No es de extrañar que el hombre no pare de querer saber,
porque el objeto final a conocer es infinito. Desde que tenemos noticia de un
ser pensante sobre la tierra el progreso en el conocimiento no se ha detenido
nunca. Cuando pensamos conocer bastante bien - no del todo, por cierto- nuestro
habitáculo de la tierra, nos arriesgamos a querer indagar el universo: viajes a
la luna, telescopios potentísimos, vehículos no tripulados, estación espacial,
satélites artificiales alrededor de la
tierra y de Marte. ¿Por qué todo esto? ¿No será que la vocación del ser humano
es la de lograr algún grado de conocimiento sin límites que tiene por objeto,
con la ayuda de una sabiduría que nos trasciende, a Alguien infinito y
absoluto?
La ciencia
humana no ha creado nada, debido a su
incapacidad para hacerlo y a que ya todo está creado.
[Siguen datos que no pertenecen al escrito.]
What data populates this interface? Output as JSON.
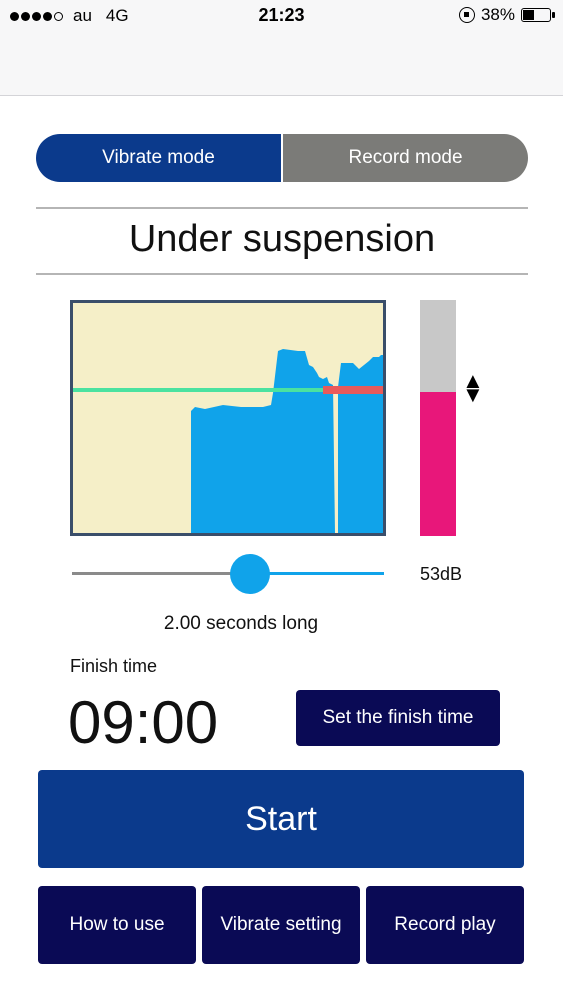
{
  "status_bar": {
    "carrier": "au",
    "network": "4G",
    "time": "21:23",
    "battery": "38%",
    "battery_level": 0.38
  },
  "modes": {
    "vibrate": "Vibrate mode",
    "record": "Record mode",
    "active": "vibrate"
  },
  "state_title": "Under suspension",
  "monitor": {
    "level_db": "53dB",
    "meter_level_fraction": 0.61,
    "colors": {
      "background": "#f5efc8",
      "signal": "#10a3ea",
      "threshold_line": "#4ae2a0",
      "threshold_exceeded": "#e85a5a",
      "meter_fill": "#e8177a",
      "meter_empty": "#c8c8c8"
    }
  },
  "duration": {
    "label": "2.00 seconds long",
    "slider_fraction": 0.57
  },
  "finish": {
    "label": "Finish time",
    "time": "09:00",
    "set_button": "Set the finish time"
  },
  "start_button": "Start",
  "bottom_buttons": {
    "how_to_use": "How to use",
    "vibrate_setting": "Vibrate setting",
    "record_play": "Record play"
  },
  "colors": {
    "primary": "#0b3a8c",
    "dark_button": "#0a0a55",
    "inactive_mode": "#7b7b78"
  }
}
La ciencia se
limita estrictamente a descubrir lo que hay y las leyes que lo gobiernan. Por
ejemplo: la electricidad y el átomo siempre han existido, así como las leyes que
los gobiernan. Toda la tarea de la ciencia ha consistido en descubrir aquellas
realidades y aplicarlas a los usos convenientes. La biología será capaz de
transformar algunas condiciones de vida. Podrá sacar una vida de otra vida,
pero nunca podrá crear de nuevo una vida de la materia muerta. El hombre es
usufructuario de lo que hay, y punto.
Pero la
vocación a conocer más, persiste. Es el anhelo, a menudo inconsciente, de
conocer la naturaleza del Absoluto, la naturaleza de Dios. La revelación
escrita nos ayuda a saber algo en este sentido: nos habla de Dios uno (una sola
naturaleza) en tres personas; donde el Pensamiento, la Palabra y el Amor de un
solo Sujeto Absoluto tienen, cada uno, personalidad propia. Lo sabemos por la revelación y lo creemos
por la fe, pero, tal como leemos en el Evangelio de San Juan: << Cuando
venga él, el Espíritu de verdad, os guiará hasta la verdad plena >>.